Last month, I kicked off a new series where I sit down with forward-looking business and IT leaders to talk about digital transformation inside their companies. It’s been an insightful, and in many ways inspiring, few weeks on the road.
In my conversations with executives about their digital transformations, I keep hearing one word come up time and time again. Much to my surprise, it’s not “disruption.” It’s not even “APIs.”
Across different cities and contexts (including during Adapt or Die San Francisco, an event held by my employer, Apigee), change agents have repeatedly emphasized that the best way for organizations to adapt to digital is to start by enabling the people within the organization to adapt to digital.
Jody Mulkey, Chief Technology Officer at Ticketmaster, connected the dots on how and why this model works in way that really hit home.

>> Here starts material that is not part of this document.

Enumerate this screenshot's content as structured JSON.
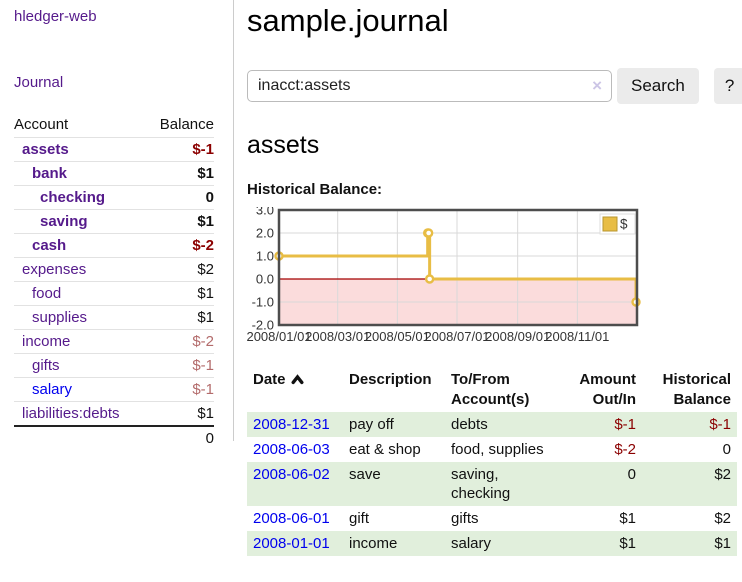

For context, the scope of digital transformation at Ticketmaster is about as big as they come. While some of us may associate the company with “Ticketmaster.com” and the World Wide Web, the company was actually founded back in 1976.
Fast forward nearly half a century and today you have a company whose digital ambitions are on par with GE’s aim to “build the platform for the industrial Internet.” For Ticketmaster, the goal is to “build the operating system for live entertainment.” (As a musician as well as a geek, I happen to think this gives Ticketmaster some extra cachet.)
Mulkey’s personal credentials aren’t exactly beanbag either. Inspired by technology since programming on a TRS-80 in the 1980s (it takes something special to have been “inspired” by that particular experience), he joined Ticketmaster after 10-plus years as an executive at Internet startup Shopzilla. There, as he explained in words that will sound familiar to anyone who has ever worked at a startup, “We needed to know how our market’s dynamics were changing at any given moment. Staying alive meant being able to pivot to a new business model on the fly.”
So, how did Ticketmaster’s APIs contribute to more than 530 million ticket transactions in 2015?
Rather than coming in and asserting a strong point of view on mobile, digital, cloud and how they can all come together to create new customer experiences (which he had), Mulkey took a different approach: He started out by interviewing people; dozens of people from all across the company, with different roles and points of view.